£8,000 portrait is a lost Sir Thomas Lawrence worth half a million pounds

A piece published on the website of Justice for Men & Boys (and the women who love them), the political party of which I’m the chairman, in August 2019:

Times caption: A BBC show with Fiona Bruce found that the painting was by Thomas Lawrence (TODD-WHITE ART PHOTOGRAPHY/BEN FITZPATRICK/BBC STUDIOS)

I confess to being an admirer of Fiona Bruce, even if the silly woman continues to insist she’s a feminist. I feel the same way about Lucy Worsley, the historian. I’d happily watch either of them on a TV show, doing their gardening or shopping, chattering away as they did so. I digress.

Two evenings ago there was an episode of one of my favourite BBC shows – a very short list, these days – Fake or Fortune?, a programme during which the toothsome Ms Bruce keeps coming up with lines like, “So our work has established that…” when almost all of the work had been done by others, mainly men. Still, that’s feminists for you, eh? Women are happy to share credit, rarely blame. I digress again. This particular episode centred on whether a picture had been painted by Thomas Lawrence (1769-1830), an artist in the top division, or by Maria Cosway, (1760-1838), a painter in a somewhat lower division. The aristocratic family which has owned it for generations was convinced it had been painted by Cosway, the reason for mis-attrubution being explained at the end of the programme (spoiler alert, a short-sighted old woman was responsible).

Throughout the programme the point was made (mainly by male art experts, including Philip Mould, excellent here as always) that Thomas Lawrence was a sublime painter, and of course they couldn;t admit what was obvious to viewers with an eye for fine art, that Maria Cosway wasn’t in his league. I’m amazed the programme was both commissioned and broadcast, this being the BBC. The feminist thought police at the corporation must have had a blue fit after viewing the final programme.

For people with a BBC licence, the episode is available on iPlayer here (59 minutes, available for one year).

piece by Kaya Burgess in yesterday’s Times:

A painting valued at £8,000 and attributed to a little-known artist has been identified as a lost work by Thomas Lawrence worth £500,000.

Lawrence was noted for chronicling the glamour of the Regency period before going on to become president of the Royal Academy in 1820.

Last night on BBC One Fake or Fortune? examined a painting of Peniston Lamb that had been passed down through generations of the Cecil family.

Lamb was part of the Melbourne family and his younger brother William Lamb, 2nd Viscount Melbourne, served two terms as prime minister, in 1834 and from 1835 to 1841.

The painting was attributed to Maria Cosway, an English-Italian artist whose work was shown at the Royal Academy and who commissioned the first portrait of Napoleon to be seen in England. [J4MB emphasis.

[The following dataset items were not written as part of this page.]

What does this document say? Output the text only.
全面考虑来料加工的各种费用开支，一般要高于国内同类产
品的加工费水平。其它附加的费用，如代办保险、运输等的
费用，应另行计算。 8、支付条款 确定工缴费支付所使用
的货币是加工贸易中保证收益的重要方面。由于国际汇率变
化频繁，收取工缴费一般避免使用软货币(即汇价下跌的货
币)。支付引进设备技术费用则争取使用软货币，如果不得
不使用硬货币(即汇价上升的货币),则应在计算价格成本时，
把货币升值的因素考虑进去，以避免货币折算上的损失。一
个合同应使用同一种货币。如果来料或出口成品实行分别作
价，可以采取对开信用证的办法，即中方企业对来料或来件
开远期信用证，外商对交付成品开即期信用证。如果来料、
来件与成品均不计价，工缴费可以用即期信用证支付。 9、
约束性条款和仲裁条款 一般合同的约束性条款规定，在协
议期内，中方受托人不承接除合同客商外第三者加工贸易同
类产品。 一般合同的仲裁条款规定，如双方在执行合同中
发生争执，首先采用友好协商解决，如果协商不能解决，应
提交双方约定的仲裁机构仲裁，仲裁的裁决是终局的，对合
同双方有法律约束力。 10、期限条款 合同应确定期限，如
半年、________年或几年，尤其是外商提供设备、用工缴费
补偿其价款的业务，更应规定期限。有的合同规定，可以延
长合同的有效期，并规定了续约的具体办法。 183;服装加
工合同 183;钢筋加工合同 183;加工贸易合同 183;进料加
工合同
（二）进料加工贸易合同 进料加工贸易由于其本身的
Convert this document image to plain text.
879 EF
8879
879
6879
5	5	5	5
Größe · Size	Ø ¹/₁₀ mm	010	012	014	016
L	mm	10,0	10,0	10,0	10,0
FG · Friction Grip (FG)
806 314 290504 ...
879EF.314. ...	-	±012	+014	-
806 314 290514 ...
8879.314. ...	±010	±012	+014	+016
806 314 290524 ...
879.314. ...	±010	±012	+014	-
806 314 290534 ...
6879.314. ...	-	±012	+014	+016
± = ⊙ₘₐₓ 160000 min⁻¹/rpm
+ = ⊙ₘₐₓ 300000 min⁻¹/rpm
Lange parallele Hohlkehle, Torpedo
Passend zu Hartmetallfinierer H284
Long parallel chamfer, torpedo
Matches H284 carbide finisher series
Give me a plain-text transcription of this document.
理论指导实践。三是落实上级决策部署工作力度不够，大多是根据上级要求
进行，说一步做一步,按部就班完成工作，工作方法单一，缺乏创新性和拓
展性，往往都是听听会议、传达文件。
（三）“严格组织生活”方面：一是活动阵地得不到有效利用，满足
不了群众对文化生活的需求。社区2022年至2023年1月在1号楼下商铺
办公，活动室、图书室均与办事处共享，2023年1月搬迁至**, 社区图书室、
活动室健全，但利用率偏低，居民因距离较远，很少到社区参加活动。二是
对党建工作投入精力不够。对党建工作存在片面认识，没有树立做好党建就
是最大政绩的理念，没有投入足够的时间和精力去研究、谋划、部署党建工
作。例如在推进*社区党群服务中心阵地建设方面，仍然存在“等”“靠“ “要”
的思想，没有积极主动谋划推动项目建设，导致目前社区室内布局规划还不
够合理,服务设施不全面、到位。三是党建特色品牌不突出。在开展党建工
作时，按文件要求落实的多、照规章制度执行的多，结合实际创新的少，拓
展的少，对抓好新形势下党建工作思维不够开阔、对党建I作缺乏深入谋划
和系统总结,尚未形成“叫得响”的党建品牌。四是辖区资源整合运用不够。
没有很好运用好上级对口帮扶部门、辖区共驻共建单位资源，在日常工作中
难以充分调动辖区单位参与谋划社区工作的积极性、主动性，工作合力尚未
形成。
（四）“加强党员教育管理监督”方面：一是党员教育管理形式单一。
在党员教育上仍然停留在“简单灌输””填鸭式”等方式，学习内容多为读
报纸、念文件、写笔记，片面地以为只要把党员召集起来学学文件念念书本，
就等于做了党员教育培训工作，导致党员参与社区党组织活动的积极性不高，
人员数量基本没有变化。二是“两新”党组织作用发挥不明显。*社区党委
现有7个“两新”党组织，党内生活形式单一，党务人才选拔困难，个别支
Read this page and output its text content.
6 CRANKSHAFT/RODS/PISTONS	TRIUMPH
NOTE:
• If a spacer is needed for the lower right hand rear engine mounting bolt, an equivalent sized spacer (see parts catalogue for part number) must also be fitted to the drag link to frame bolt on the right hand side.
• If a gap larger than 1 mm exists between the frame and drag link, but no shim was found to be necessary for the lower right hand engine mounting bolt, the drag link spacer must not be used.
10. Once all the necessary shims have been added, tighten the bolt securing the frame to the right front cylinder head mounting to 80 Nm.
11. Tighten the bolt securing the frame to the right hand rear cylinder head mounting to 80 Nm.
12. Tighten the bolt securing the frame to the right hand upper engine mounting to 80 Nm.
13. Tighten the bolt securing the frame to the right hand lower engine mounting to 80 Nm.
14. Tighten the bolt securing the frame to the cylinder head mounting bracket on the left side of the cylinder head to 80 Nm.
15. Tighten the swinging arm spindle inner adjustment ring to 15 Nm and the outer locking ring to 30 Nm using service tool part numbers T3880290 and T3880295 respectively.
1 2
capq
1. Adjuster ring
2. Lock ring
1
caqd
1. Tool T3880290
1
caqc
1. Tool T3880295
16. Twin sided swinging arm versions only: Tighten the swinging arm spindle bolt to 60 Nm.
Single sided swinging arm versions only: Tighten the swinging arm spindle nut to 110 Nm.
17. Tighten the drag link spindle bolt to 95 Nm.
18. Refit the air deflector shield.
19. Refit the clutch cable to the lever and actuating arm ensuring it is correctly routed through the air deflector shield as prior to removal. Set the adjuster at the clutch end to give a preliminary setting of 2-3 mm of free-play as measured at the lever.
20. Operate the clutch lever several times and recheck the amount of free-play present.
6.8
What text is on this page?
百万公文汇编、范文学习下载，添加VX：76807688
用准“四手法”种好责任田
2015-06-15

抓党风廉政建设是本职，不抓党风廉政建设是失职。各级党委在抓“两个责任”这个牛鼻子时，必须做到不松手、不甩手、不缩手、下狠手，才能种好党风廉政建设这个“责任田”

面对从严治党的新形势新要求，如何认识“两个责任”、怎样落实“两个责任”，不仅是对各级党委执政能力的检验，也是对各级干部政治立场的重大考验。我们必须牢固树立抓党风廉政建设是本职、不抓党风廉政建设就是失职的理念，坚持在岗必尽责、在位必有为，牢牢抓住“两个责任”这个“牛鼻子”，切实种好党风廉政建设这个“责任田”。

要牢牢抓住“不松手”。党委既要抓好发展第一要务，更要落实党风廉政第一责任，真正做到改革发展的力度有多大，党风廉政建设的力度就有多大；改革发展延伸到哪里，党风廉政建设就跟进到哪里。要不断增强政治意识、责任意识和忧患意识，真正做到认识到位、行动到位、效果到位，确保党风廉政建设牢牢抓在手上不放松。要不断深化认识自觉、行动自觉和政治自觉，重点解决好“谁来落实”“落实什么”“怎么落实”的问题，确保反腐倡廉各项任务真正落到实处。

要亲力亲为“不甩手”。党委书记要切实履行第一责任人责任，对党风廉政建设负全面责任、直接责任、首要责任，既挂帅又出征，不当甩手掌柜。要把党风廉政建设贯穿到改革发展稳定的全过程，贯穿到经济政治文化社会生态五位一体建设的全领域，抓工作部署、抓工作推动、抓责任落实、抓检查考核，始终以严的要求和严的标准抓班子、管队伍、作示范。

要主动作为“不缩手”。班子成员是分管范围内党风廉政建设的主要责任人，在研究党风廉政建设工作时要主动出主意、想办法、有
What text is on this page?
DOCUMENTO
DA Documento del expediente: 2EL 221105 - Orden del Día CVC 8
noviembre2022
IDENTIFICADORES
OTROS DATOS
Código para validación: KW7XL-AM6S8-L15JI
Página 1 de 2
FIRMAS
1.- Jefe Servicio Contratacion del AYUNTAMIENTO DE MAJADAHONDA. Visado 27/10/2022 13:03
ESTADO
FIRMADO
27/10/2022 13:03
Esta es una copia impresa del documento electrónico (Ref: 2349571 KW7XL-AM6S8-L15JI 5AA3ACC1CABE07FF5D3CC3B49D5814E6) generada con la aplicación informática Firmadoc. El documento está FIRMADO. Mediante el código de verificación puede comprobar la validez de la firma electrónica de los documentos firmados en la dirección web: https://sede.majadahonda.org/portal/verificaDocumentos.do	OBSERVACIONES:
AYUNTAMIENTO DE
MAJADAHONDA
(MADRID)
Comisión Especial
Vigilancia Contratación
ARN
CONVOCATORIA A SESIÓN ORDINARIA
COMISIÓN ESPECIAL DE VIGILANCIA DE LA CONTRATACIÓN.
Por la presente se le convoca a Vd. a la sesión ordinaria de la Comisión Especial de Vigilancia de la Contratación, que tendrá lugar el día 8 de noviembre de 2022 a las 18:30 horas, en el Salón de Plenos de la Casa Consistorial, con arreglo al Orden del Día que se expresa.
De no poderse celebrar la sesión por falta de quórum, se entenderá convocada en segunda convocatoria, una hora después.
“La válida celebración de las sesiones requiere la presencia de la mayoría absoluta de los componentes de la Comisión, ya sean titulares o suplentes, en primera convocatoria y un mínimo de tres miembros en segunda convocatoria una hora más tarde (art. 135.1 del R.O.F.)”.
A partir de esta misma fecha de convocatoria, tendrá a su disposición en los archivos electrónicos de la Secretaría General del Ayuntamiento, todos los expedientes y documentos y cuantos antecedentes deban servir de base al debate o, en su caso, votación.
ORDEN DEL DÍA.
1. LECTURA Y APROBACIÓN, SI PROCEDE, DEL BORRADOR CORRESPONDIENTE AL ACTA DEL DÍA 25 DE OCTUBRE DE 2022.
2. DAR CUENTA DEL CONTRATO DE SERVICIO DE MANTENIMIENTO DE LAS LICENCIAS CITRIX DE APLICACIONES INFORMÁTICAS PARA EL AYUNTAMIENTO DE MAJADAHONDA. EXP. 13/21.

A rather desperate attempt by the journalist to win some feminist Brownie points.]

Philip Mould, the art dealer who presents Fake or Fortune? with Fiona Bruce, said that he believed the painting to be the work of Lawrence as soon as he visited the home of Hugh Cecil, a distant descendant of Lamb.

Mould said: “It had all the signs of a painting by the great Thomas Lawrence but clinching evidence came later. Using science to look beneath his wig at Lawrence’s frenetic brushstroke was a revelation.

“It really is such a thrilling find by the team, and our most glamorous discovery in over thirty episodes of Fake or Fortune?”.

The work’s provenance would raise its value more than sixtyfold, Mould said. He described it as a “dazzling piece of art history”.

Experts on Lawrence’s work, including the art historian Brian Allen and Peter Funnell, a former curator at the National Portrait Gallery, were consulted. Dr Funnell declared the portrait “a very fine example of Lawrence’s early works”.

Professor Allen said that he thought the picture dated from 1790.

Mirabel Cecil, Mr Cecil’s wife, told the BBC that they would move the painting from a corner and “give it pride of place”. She said that she hoped it would stay in the family.

Lamb served as MP for Newport and then Hertfordshire at the turn of the 19th century. He died in 1805.